Этюд 3. Homo sexualis. Современная культура актуализировала еще одни тип пространства — сексуальное пространство, которое активно эксплуатируется средствами масс–медиа, рекламой и т.д. С открытием психоанализа стало ясно, что наша душевная жизнь со всеми ее хитросплетениями есть лишь проявление энергии либидо, нашей сексуальности.
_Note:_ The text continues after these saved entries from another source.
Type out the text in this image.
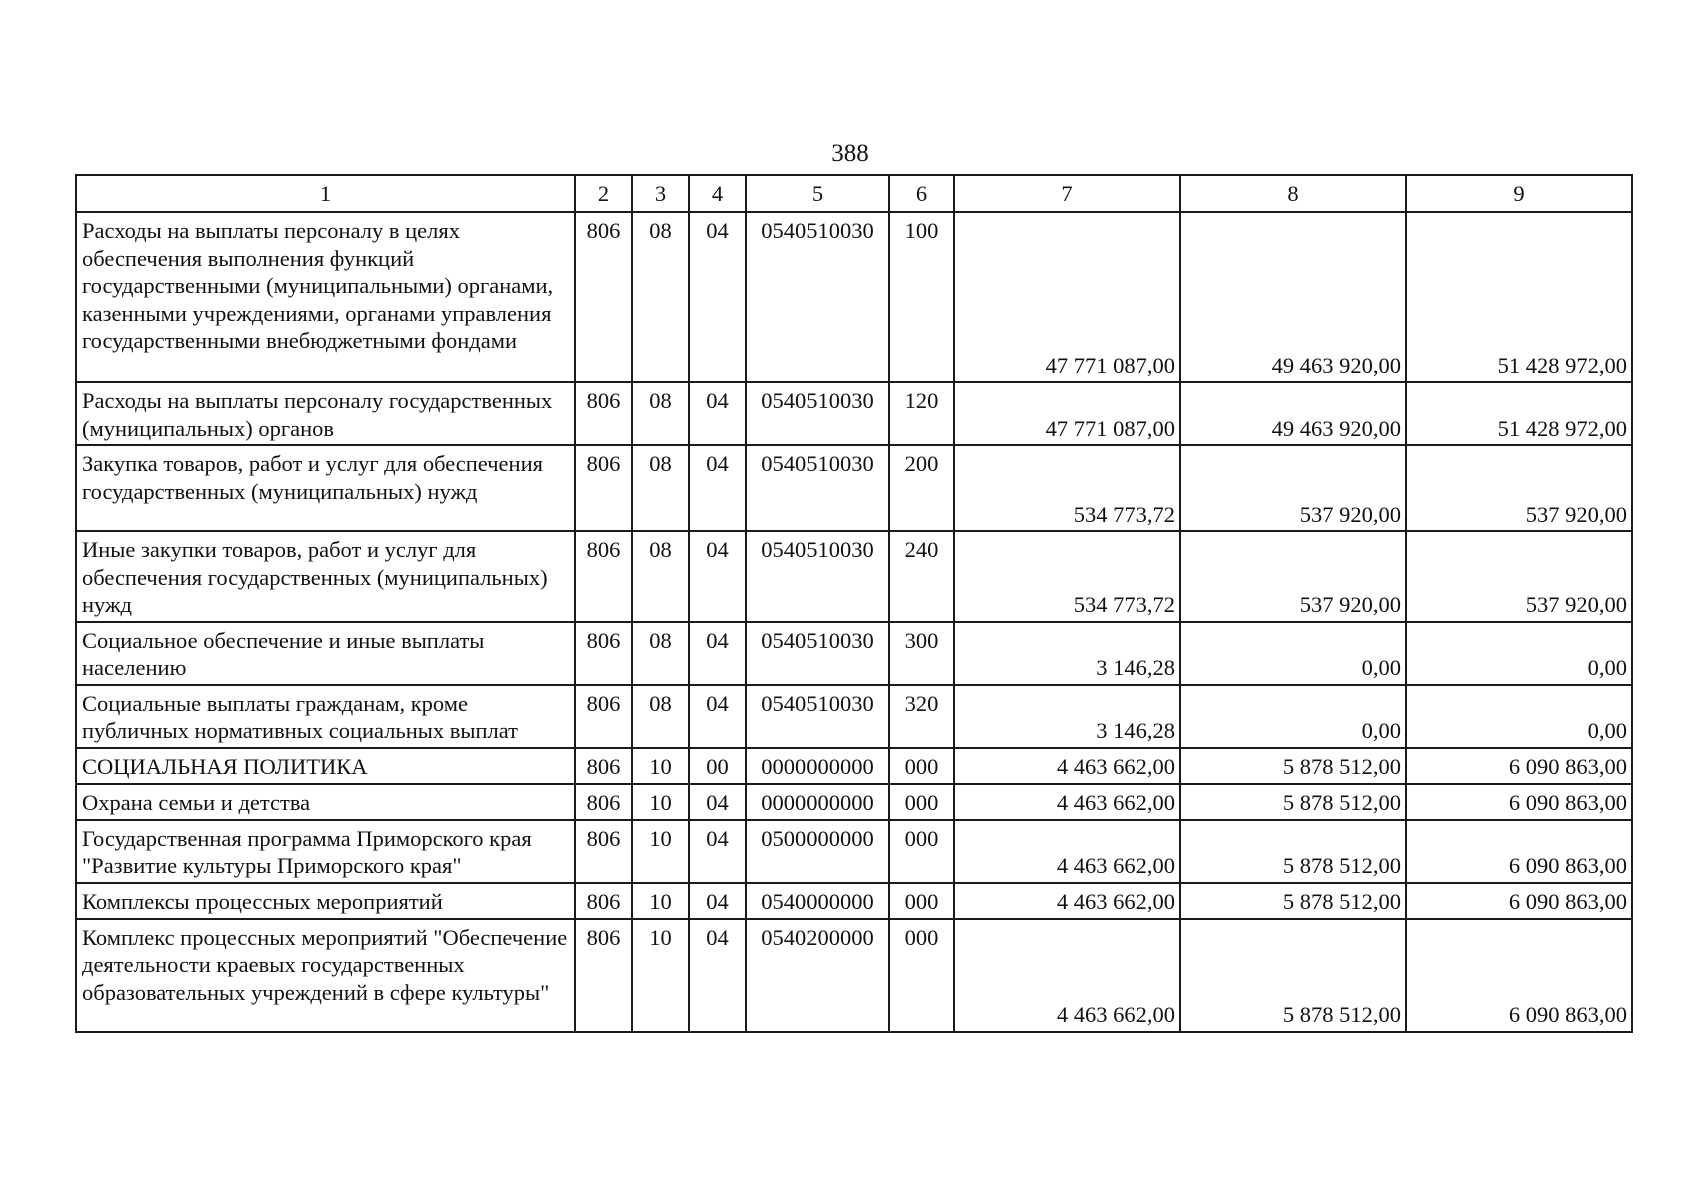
388
1	2	3	4	5	6	7	8	9
Расходы на выплаты персоналу в целях обеспечения выполнения функций государственными (муниципальными) органами, казенными учреждениями, органами управления государственными внебюджетными фондами	806	08	04	0540510030	100	47 771 087,00	49 463 920,00	51 428 972,00
Расходы на выплаты персоналу государственных (муниципальных) органов	806	08	04	0540510030	120	47 771 087,00	49 463 920,00	51 428 972,00
Закупка товаров, работ и услуг для обеспечения государственных (муниципальных) нужд	806	08	04	0540510030	200	534 773,72	537 920,00	537 920,00
Иные закупки товаров, работ и услуг для обеспечения государственных (муниципальных) нужд	806	08	04	0540510030	240	534 773,72	537 920,00	537 920,00
Социальное обеспечение и иные выплаты населению	806	08	04	0540510030	300	3 146,28	0,00	0,00
Социальные выплаты гражданам, кроме публичных нормативных социальных выплат	806	08	04	0540510030	320	3 146,28	0,00	0,00
СОЦИАЛЬНАЯ ПОЛИТИКА	806	10	00	0000000000	000	4 463 662,00	5 878 512,00	6 090 863,00
Охрана семьи и детства	806	10	04	0000000000	000	4 463 662,00	5 878 512,00	6 090 863,00
Государственная программа Приморского края "Развитие культуры Приморского края"	806	10	04	0500000000	000	4 463 662,00	5 878 512,00	6 090 863,00
Комплексы процессных мероприятий	806	10	04	0540000000	000	4 463 662,00	5 878 512,00	6 090 863,00
Комплекс процессных мероприятий "Обеспечение деятельности краевых государственных образовательных учреждений в сфере культуры"	806	10	04	0540200000	000	4 463 662,00	5 878 512,00	6 090 863,00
Почти всю постмодернистскую философию, так или иначе соотносящую себя с фрейдизмом, можно назвать пансексуалистской. В современном культурном пространстве сексуальность рассматривается не столько как источник творческой энергии, которая, благодаря механизмам сублимации, направляется на общественно полезную деятельность, сколько как модель, как некий тип воспроизводства, напоминающий принцип устройства и существования машинной цивилизации. Не случайно философский дискурс породил такое понятие как “желающая машина”. Постулировав человека как существо сексуально озабоченное, современная культура находит разные механизмы использовать такое состояние в своих целях. Она формирует отношение к сексуальности как к знаковой системе, создает знаковые модели (имиджи) мужчины и женщины и тем самым интенсифицирует эротические переживания человека. Суть этих переживаний, однако, не сводится к волнениям души, а состоит в том, что человек вдруг ощущает свое непопадание в знаковость: у него лишний вес, целлюлит, перхоть, дряблые мышцы и т.д. И он спешит воспользоваться средствами, предлагаемыми цивилизацией для того, чтобы ликвидировать свое выпадение из знаковой системы. Становясь моделью, тело перестает быть вместилищем души (не на этом ли основан “модельный бизнес”?). Кроме того, по наблюдению Ж.Бодрияра, в современной культуре исчезают такие феномены, как соблазн, любовные приключения. К этому можно добавить исчезновение “речи”, которая вуалирует желание (искусство вести речи, т.е. искусство утонченного флирта, постепенно исчезает, т.к. уже нет необходимости вообще что-либо вуалировать). Изменяется и сам любовный дискурс, который отказывается от восторженно–романтического идеала и принимает карнавализированные формы, когда слова из сферы материально–телесного низа становятся единственно возможными для описания объекта желания. Вместо блоковской Прекрасной Дамы появляется “баба”, “телка” и т.д. Сами же любовные отношения также являют собой некую разновидность карнавала. Таким образом, и в сексуальном пространстве современной культуры мы не находим места для локализации душевного.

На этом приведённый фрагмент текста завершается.